Senza entrare nei dettagli, come guida di base possiamo specificare che la C. guttata produce fiori più piccoli con labello stretto e minuti, mentre nella C. leopoldii i fiori sono più grandi ed il loro labello è largo e ben sviluppato.

Inoltre la Cattleya leopoldii produce meno fiori e di solito color marrone, a differenza della gamma molto varia, che troviamo invece nella C. guttata.
In natura la dimensione della C. leopoldii è solitamente la metà della C. guttata, ma in coltivazione le grandezze sono molto legate all’ambiente, luce e tipo di coltivazione.

Coltivazione
Le specie di questo gruppo, come la maggior parte delle epifite, sono xerofite (periodo di secco) ed in natura si sono adattate perfettamente a condizioni ambientali limite: resistono a lunghi periodi di secco e le loro radici grosse e leggermente pelose si insinuano in tutti gli anfratti, assolvendo la duplice funzione di sostegno (alberi e pendii) e da magazzino di cibo ed acqua.
Cattleya leopoldii richiede clima da serra calda e umida con buona ventilazione e tanta luce (quasi diretta)

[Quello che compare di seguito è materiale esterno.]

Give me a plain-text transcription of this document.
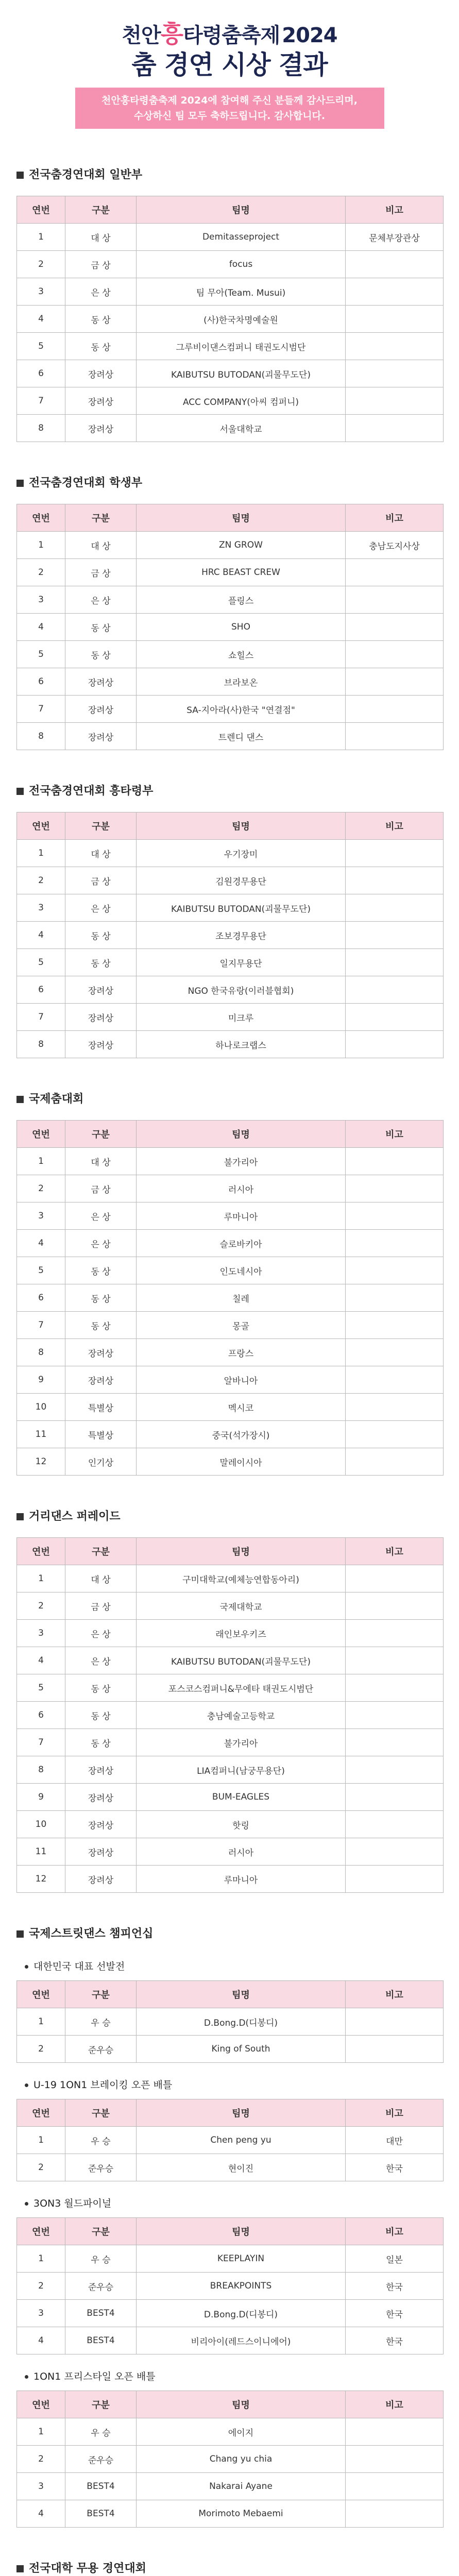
천안흥타령춤축제 2024
춤 경연 시상 결과
천안흥타령춤축제 2024에 참여해 주신 분들께 감사드리며,
수상하신 팀 모두 축하드립니다. 감사합니다.
전국춤경연대회 일반부
연번	구분	팀명	비고
1	대 상	Demitasseproject	문체부장관상
2	금 상	focus	
3	은 상	팀 무아(Team. Musui)	
4	동 상	(사)한국차명예술원	
5	동 상	그루비이댄스컴퍼니 태권도시범단	
6	장려상	KAIBUTSU BUTODAN(괴물무도단)	
7	장려상	ACC COMPANY(아씨 컴퍼니)	
8	장려상	서울대학교	
전국춤경연대회 학생부
연번	구분	팀명	비고
1	대 상	ZN GROW	충남도지사상
2	금 상	HRC BEAST CREW	
3	은 상	플링스	
4	동 상	SHO	
5	동 상	쇼힐스	
6	장려상	브라보온	
7	장려상	SA-지아라(사)한국 "연결점"	
8	장려상	트렌디 댄스	
전국춤경연대회 흥타령부
연번	구분	팀명	비고
1	대 상	우기장미	
2	금 상	김원경무용단	
3	은 상	KAIBUTSU BUTODAN(괴물무도단)	
4	동 상	조보경무용단	
5	동 상	일지무용단	
6	장려상	NGO 한국유랑(이러블협회)	
7	장려상	미크루	
8	장려상	하나로크랩스	
국제춤대회
연번	구분	팀명	비고
1	대 상	불가리아	
2	금 상	러시아	
3	은 상	루마니아	
4	은 상	슬로바키아	
5	동 상	인도네시아	
6	동 상	칠레	
7	동 상	몽골	
8	장려상	프랑스	
9	장려상	알바니아	
10	특별상	멕시코	
11	특별상	중국(석가장시)	
12	인기상	말레이시아	
거리댄스 퍼레이드
연번	구분	팀명	비고
1	대 상	구미대학교(예체능연합동아리)	
2	금 상	국제대학교	
3	은 상	래인보우키즈	
4	은 상	KAIBUTSU BUTODAN(괴물무도단)	
5	동 상	포스코스컴퍼니&무에타 태권도시범단	
6	동 상	충남예술고등학교	
7	동 상	불가리아	
8	장려상	LIA컴퍼니(남궁무용단)	
9	장려상	BUM-EAGLES	
10	장려상	핫링	
11	장려상	러시아	
12	장려상	루마니아	
국제스트릿댄스 챔피언십
대한민국 대표 선발전
연번	구분	팀명	비고
1	우 승	D.Bong.D(디봉디)	
2	준우승	King of South	
U-19 1ON1 브레이킹 오픈 배틀
연번	구분	팀명	비고
1	우 승	Chen peng yu	대만
2	준우승	현이진	한국
3ON3 월드파이널
연번	구분	팀명	비고
1	우 승	KEEPLAYIN	일본
2	준우승	BREAKPOINTS	한국
3	BEST4	D.Bong.D(디봉디)	한국
4	BEST4	비리아이(레드스이니에어)	한국
1ON1 프리스타일 오픈 배틀
연번	구분	팀명	비고
1	우 승	에이지	
2	준우승	Chang yu chia	
3	BEST4	Nakarai Ayane	
4	BEST4	Morimoto Mebaemi	
전국대학 무용 경연대회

Stante la sua dimensione ed il portamento eretto, conviene coltivarla in vasi con composto di corteccia media (dove è possibile il reperimnto si può anche usare xaxim sminuzzato e/o pezzetti ci cocco). Buoni successi si possono ottenere anche usando substarti inerti.
E’ utile rallentare o cessare le bagnature durante i due mesi invernali Dicembre e Gennaio.
Il ciclo delle fertilizzazioni e dei trattamenti protettivi seguono lo standard del suo genere: dosi generose durante il periodo vegetativo di concime equilibrato NPK 20.20.20, e 2 trattamenti di NPK 10.30.20 nella fase di maturazione delgli pseudobulbi giovani.